Lee Byung-hun stars as Man-soo, a middle-aged paper company employee whose 25 years of service are rewarded with a pink slip. He’s not just angry; he’s humiliated. His family is counting on him, the mortgage is closing in, and he cannot imagine a future that doesn’t involve doing exactly what he has always done. Instead of reinventing himself, he begins to identify the people standing in his way of getting hired again and then, one by one, removes them.
On paper, this could play like a grim thriller. In Park’s hands, it’s far stranger and more exhilarating. No Other Choice is kinetic, messy, and deliberately overwhelming. The film swings from razor-sharp satire to slapstick humor to operatic violence in a matter of moments. Leaning into his signature tools—match cuts, ironic visual juxtapositions, bursts of biting comedy—he lets the chaos breathe. At times, the movie feels like it’s bursting at the seams, as if Park wants us to feel the same unrelenting pressure crushing Man-soo.

Lee Byung-hun delivers what may be a career-best performance. He plays Man-soo as both pathetic and terrifying, managing to maintain a sliver of humanity even as his actions become monstrous. It’s a role that demands constant recalibration: one moment, he’s a schlubby everyman cracking self-pitying jokes; the next, he’s a calculating predator. Without Lee’s ability to thread those extremes together, the film could have collapsed into caricature. Instead, he grounds it in something disturbingly real.
Visually, No Other Choice is one of Park’s most striking works, shaped by cinematographer Kim Ji-yong, who last collaborated with him on Decision to Leave in 2022. The imagery of paper, wood, and trees becomes a haunting motif, both a nod to Man-soo’s profession and a metaphor for the fragility of his identity.
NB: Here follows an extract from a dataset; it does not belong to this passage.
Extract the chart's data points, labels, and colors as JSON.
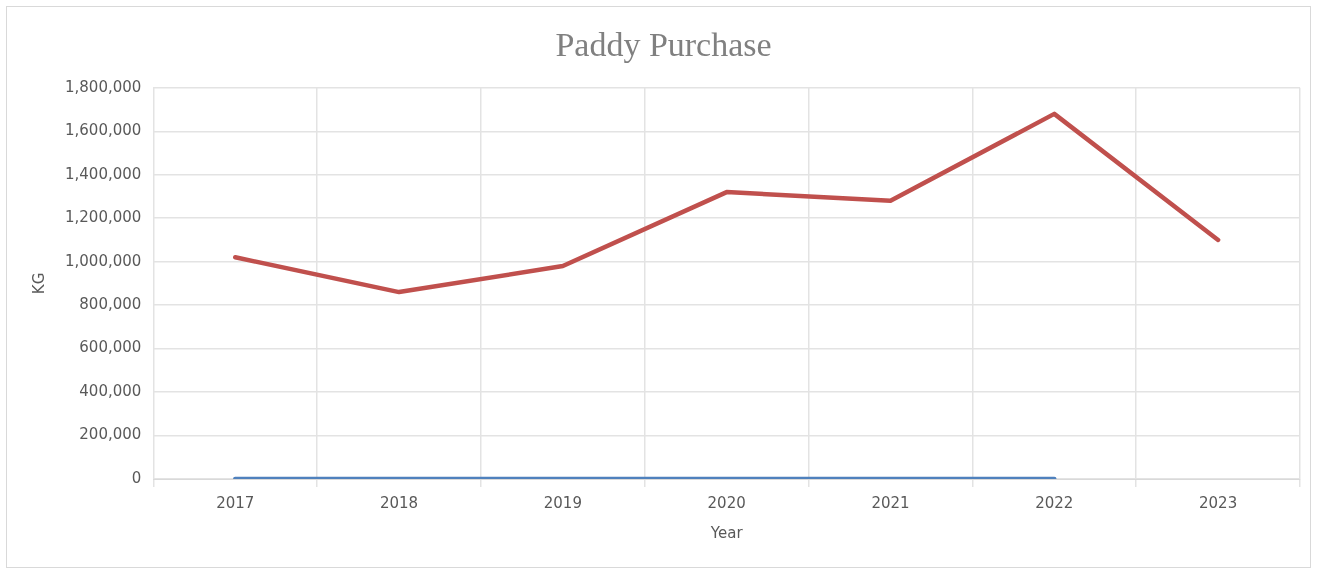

The production design makes his home feel like a crumbling fortress, not unlike the man himself. Park has always been a stylist, but here Kim’s precise, dynamic camerawork ensures the excess serves the story, pushing the satire into surreal territory while keeping humanity intact.
Still, the film isn’t without indulgence. At over two hours, it occasionally lingers too long on narrative detours, and not every joke lands as sharply as it should. But that looseness feels intentional, part of the film’s tonal whiplash. Park is less interested in a tidy thriller than in a messy, lived-in portrait of collapse. The result is thrilling, even when it teeters on the edge of excess.
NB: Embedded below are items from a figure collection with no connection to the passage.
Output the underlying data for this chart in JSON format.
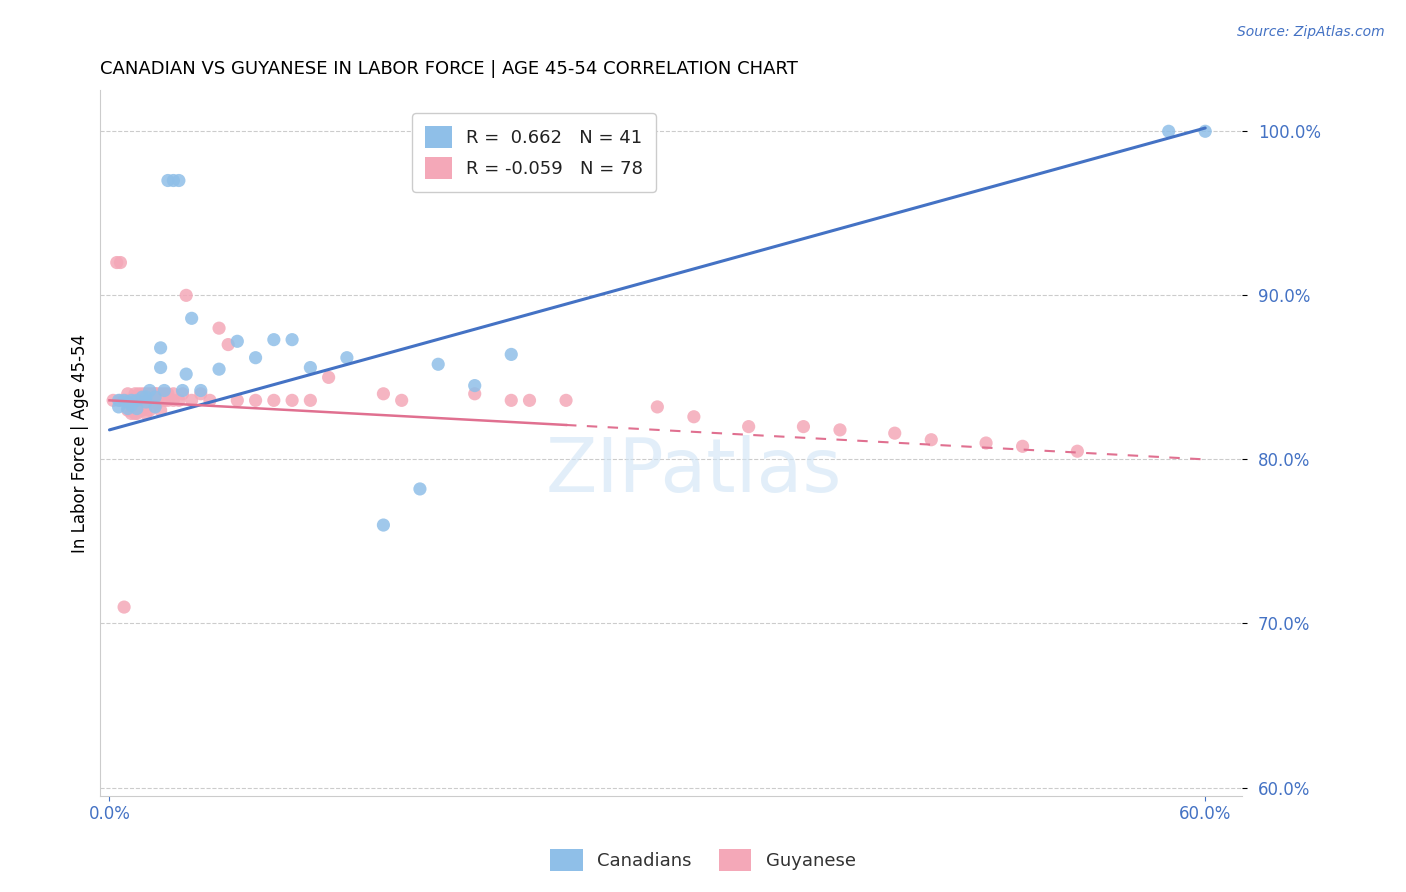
{
  "title": "CANADIAN VS GUYANESE IN LABOR FORCE | AGE 45-54 CORRELATION CHART",
  "source": "Source: ZipAtlas.com",
  "ylabel": "In Labor Force | Age 45-54",
  "xlim": [
    -0.005,
    0.62
  ],
  "ylim": [
    0.595,
    1.025
  ],
  "ytick_labels": [
    "60.0%",
    "70.0%",
    "80.0%",
    "90.0%",
    "100.0%"
  ],
  "ytick_values": [
    0.6,
    0.7,
    0.8,
    0.9,
    1.0
  ],
  "xtick_labels": [
    "0.0%",
    "60.0%"
  ],
  "xtick_values": [
    0.0,
    0.6
  ],
  "legend_R_canadian": " 0.662",
  "legend_N_canadian": "41",
  "legend_R_guyanese": "-0.059",
  "legend_N_guyanese": "78",
  "canadian_color": "#8fbfe8",
  "guyanese_color": "#f4a8b8",
  "canadian_line_color": "#4472C4",
  "guyanese_line_color": "#e07090",
  "watermark": "ZIPatlas",
  "canadians_x": [
    0.005,
    0.005,
    0.008,
    0.01,
    0.01,
    0.012,
    0.012,
    0.015,
    0.015,
    0.018,
    0.02,
    0.02,
    0.022,
    0.025,
    0.025,
    0.028,
    0.028,
    0.03,
    0.032,
    0.035,
    0.038,
    0.04,
    0.042,
    0.045,
    0.05,
    0.06,
    0.07,
    0.08,
    0.09,
    0.1,
    0.11,
    0.13,
    0.15,
    0.17,
    0.18,
    0.2,
    0.22,
    0.25,
    0.26,
    0.58,
    0.6
  ],
  "canadians_y": [
    0.836,
    0.832,
    0.836,
    0.835,
    0.831,
    0.836,
    0.833,
    0.836,
    0.831,
    0.838,
    0.838,
    0.835,
    0.842,
    0.838,
    0.832,
    0.868,
    0.856,
    0.842,
    0.97,
    0.97,
    0.97,
    0.842,
    0.852,
    0.886,
    0.842,
    0.855,
    0.872,
    0.862,
    0.873,
    0.873,
    0.856,
    0.862,
    0.76,
    0.782,
    0.858,
    0.845,
    0.864,
    1.0,
    1.0,
    1.0,
    1.0
  ],
  "guyanese_x": [
    0.002,
    0.004,
    0.006,
    0.006,
    0.008,
    0.01,
    0.01,
    0.01,
    0.012,
    0.012,
    0.012,
    0.014,
    0.014,
    0.014,
    0.015,
    0.015,
    0.015,
    0.016,
    0.016,
    0.017,
    0.017,
    0.018,
    0.018,
    0.018,
    0.018,
    0.019,
    0.02,
    0.02,
    0.02,
    0.02,
    0.02,
    0.022,
    0.022,
    0.022,
    0.024,
    0.024,
    0.025,
    0.025,
    0.026,
    0.026,
    0.028,
    0.028,
    0.03,
    0.03,
    0.032,
    0.032,
    0.035,
    0.035,
    0.038,
    0.04,
    0.042,
    0.045,
    0.05,
    0.055,
    0.06,
    0.065,
    0.07,
    0.08,
    0.09,
    0.1,
    0.11,
    0.12,
    0.15,
    0.16,
    0.2,
    0.22,
    0.23,
    0.25,
    0.3,
    0.32,
    0.35,
    0.38,
    0.4,
    0.43,
    0.45,
    0.48,
    0.5,
    0.53
  ],
  "guyanese_y": [
    0.836,
    0.92,
    0.92,
    0.836,
    0.71,
    0.84,
    0.836,
    0.83,
    0.836,
    0.833,
    0.828,
    0.84,
    0.836,
    0.828,
    0.838,
    0.834,
    0.828,
    0.84,
    0.836,
    0.838,
    0.83,
    0.84,
    0.838,
    0.835,
    0.83,
    0.836,
    0.84,
    0.838,
    0.835,
    0.832,
    0.828,
    0.84,
    0.836,
    0.83,
    0.84,
    0.836,
    0.84,
    0.836,
    0.84,
    0.834,
    0.84,
    0.83,
    0.84,
    0.836,
    0.84,
    0.836,
    0.84,
    0.836,
    0.836,
    0.84,
    0.9,
    0.836,
    0.84,
    0.836,
    0.88,
    0.87,
    0.836,
    0.836,
    0.836,
    0.836,
    0.836,
    0.85,
    0.84,
    0.836,
    0.84,
    0.836,
    0.836,
    0.836,
    0.832,
    0.826,
    0.82,
    0.82,
    0.818,
    0.816,
    0.812,
    0.81,
    0.808,
    0.805
  ],
  "canadian_trendline_x": [
    0.0,
    0.6
  ],
  "canadian_trendline_y": [
    0.818,
    1.002
  ],
  "guyanese_trendline_x": [
    0.0,
    0.6
  ],
  "guyanese_trendline_y": [
    0.836,
    0.8
  ]
}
What struck me most is how No Other Choice captures the absurdity of unemployment with almost painful accuracy. The dark joke at the center of the film is that it’s easier for Man-soo to murder his competition than to accept a life outside his narrow idea of success. It’s a satire of capitalism’s corrosive power, how a system that defines us by our ability to provide can push people to unthinkable extremes. Watching the film at TIFF, I found myself laughing, wincing, and, occasionally, nodding along with uncomfortable recognition.
In the end, No Other Choice feels like Park Chan-wook’s wildest and most unrestrained film since Oldboy (2003). It won’t be for everyone—the tonal swings are jarring, and the humor is pitch-black— but it’s undeniably alive. Park is having fun here, and that energy pulses through every frame. For me, it wasn’t just another Park Chan-wook spectacle. It was a mirror held up to the humiliations and absurdities of modern unemployment, an all too familiar story.